Right now I'm in between, on Earth of course,
halfway between Hell and Heaven--I mean
Heaven and Hell, in Powder Springs, Georgia,
USA. I forget the zip code. But
I never forget our phone number. So
depending on how much I sin, or don't, or
both, I'm headed either into the sky
or the center of the Earth, where he lives,
Satan--I know he's there because no one's
ever drilled down that far to discover
that he's not, which is good enough for me,
and anyway I flunked third grade last year,
but in fairness to me, just barely, it
was close. But I made a lot of new friends.
So I've already been held back once and
going to Hell might be like staying here
on earth for another whole life, but worse,
all that fire and screaming and torture and
being thirsty for a glass of water
but there isn't any, or none you'd drink,
it's more like pee and Liquid Drano and
oil and milky vomit and vinegar
and snot and pus and spit and turpentine
all mixed together so that it looks pure,
and one of the Devil's helpers offers
you a glass and your throat's so dry and lips
so cracked and scabby you forget yourself
and snatch it from his claws, or hers, and gulp
it before you remember what it did
to you last time you tried it. I'm almost
home and Mother's making lunch, I hope, while
Father's at the table with the Sunday
paper. He sets the comics on my side,
hard by the stove, the Phantom and Mark Trail
and Prince Valiant, heroes who will go to
Heaven sure and they're not even real but
I am and my chances are just so-so
and it doesn't seem fair but that's life, through
and through.
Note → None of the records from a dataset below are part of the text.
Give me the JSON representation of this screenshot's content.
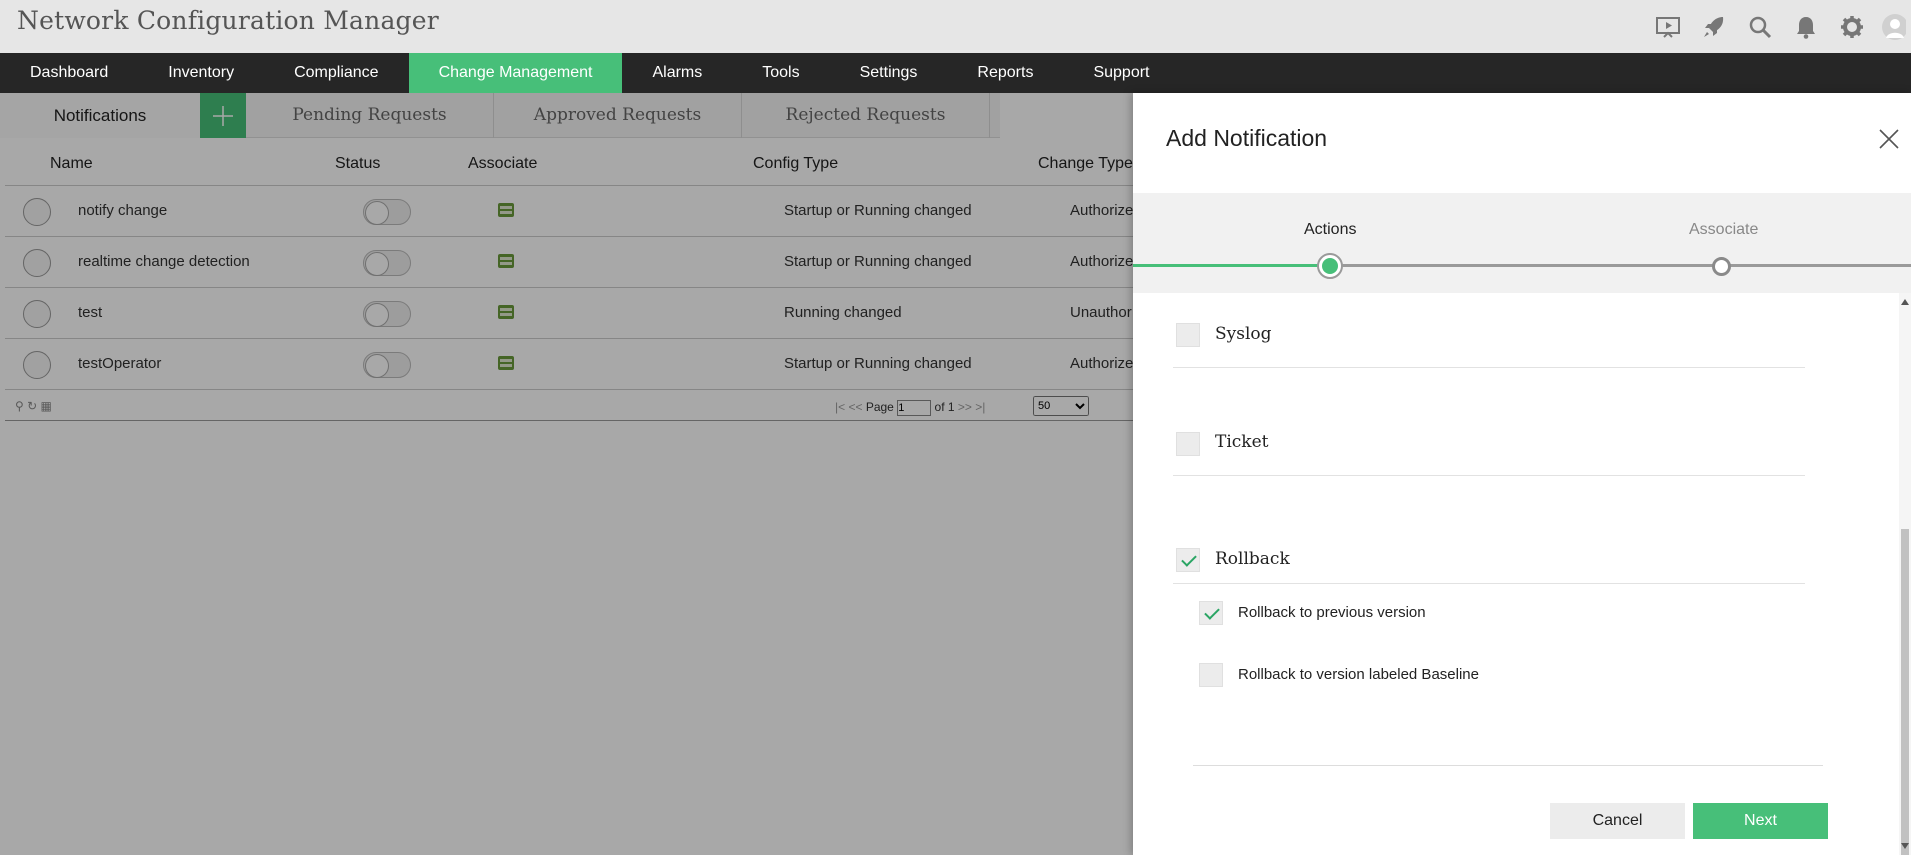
{
  "app": {
    "title": "Network Configuration Manager"
  },
  "header_icons": [
    "presentation-icon",
    "rocket-icon",
    "search-icon",
    "bell-icon",
    "gear-icon",
    "user-avatar-icon"
  ],
  "nav": {
    "items": [
      {
        "label": "Dashboard"
      },
      {
        "label": "Inventory"
      },
      {
        "label": "Compliance"
      },
      {
        "label": "Change Management",
        "active": true
      },
      {
        "label": "Alarms"
      },
      {
        "label": "Tools"
      },
      {
        "label": "Settings"
      },
      {
        "label": "Reports"
      },
      {
        "label": "Support"
      }
    ]
  },
  "subtabs": {
    "notifications": "Notifications",
    "pending": "Pending Requests",
    "approved": "Approved Requests",
    "rejected": "Rejected Requests"
  },
  "table": {
    "columns": {
      "name": "Name",
      "status": "Status",
      "associate": "Associate",
      "config_type": "Config Type",
      "change_type": "Change Type"
    },
    "rows": [
      {
        "name": "notify change",
        "config_type": "Startup or Running changed",
        "change_type": "Authorize"
      },
      {
        "name": "realtime change detection",
        "config_type": "Startup or Running changed",
        "change_type": "Authorize"
      },
      {
        "name": "test",
        "config_type": "Running changed",
        "change_type": "Unauthor"
      },
      {
        "name": "testOperator",
        "config_type": "Startup or Running changed",
        "change_type": "Authorize"
      }
    ],
    "pager": {
      "page_label": "Page",
      "page_value": "1",
      "of_label": "of 1",
      "page_size": "50"
    }
  },
  "panel": {
    "title": "Add Notification",
    "steps": {
      "actions": "Actions",
      "associate": "Associate"
    },
    "options": {
      "syslog": {
        "label": "Syslog",
        "checked": false
      },
      "ticket": {
        "label": "Ticket",
        "checked": false
      },
      "rollback": {
        "label": "Rollback",
        "checked": true
      }
    },
    "rollback_options": {
      "previous": {
        "label": "Rollback to previous version",
        "checked": true
      },
      "baseline": {
        "label": "Rollback to version labeled Baseline",
        "checked": false
      }
    },
    "buttons": {
      "cancel": "Cancel",
      "next": "Next"
    }
  },
  "colors": {
    "accent": "#47bf79",
    "navbar": "#262626",
    "header": "#e6e6e6"
  }
}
My folks don't go to church themselves
but that doesn't stop them from sending me.
After lunch we'll stay at the table and
they'll smoke Montclairs and sip Chock Full o' Nuts
and ask me what I learned in church today,
and Sunday School, and I might tell the truth,
that I love my teacher, Miss Hooker, and
I want to marry her and have babies,
as many as we can, and we'll wander
all over the country, healing the sick
and raising the dead and shouting Repent,
repent, prepare ye the way of the Lord.
I wonder what they'll think about all that.
Tonight I'll dream about Miss Hooker, that
we're married and on our way to Fort Payne,
Alabama, say, and sowing the seed
and spreading the word and the word is God,
and like that. It's really hard to say if
the truth will set me free but it will be
something to talk about during dessert,
apple pie, say, or something else sinful.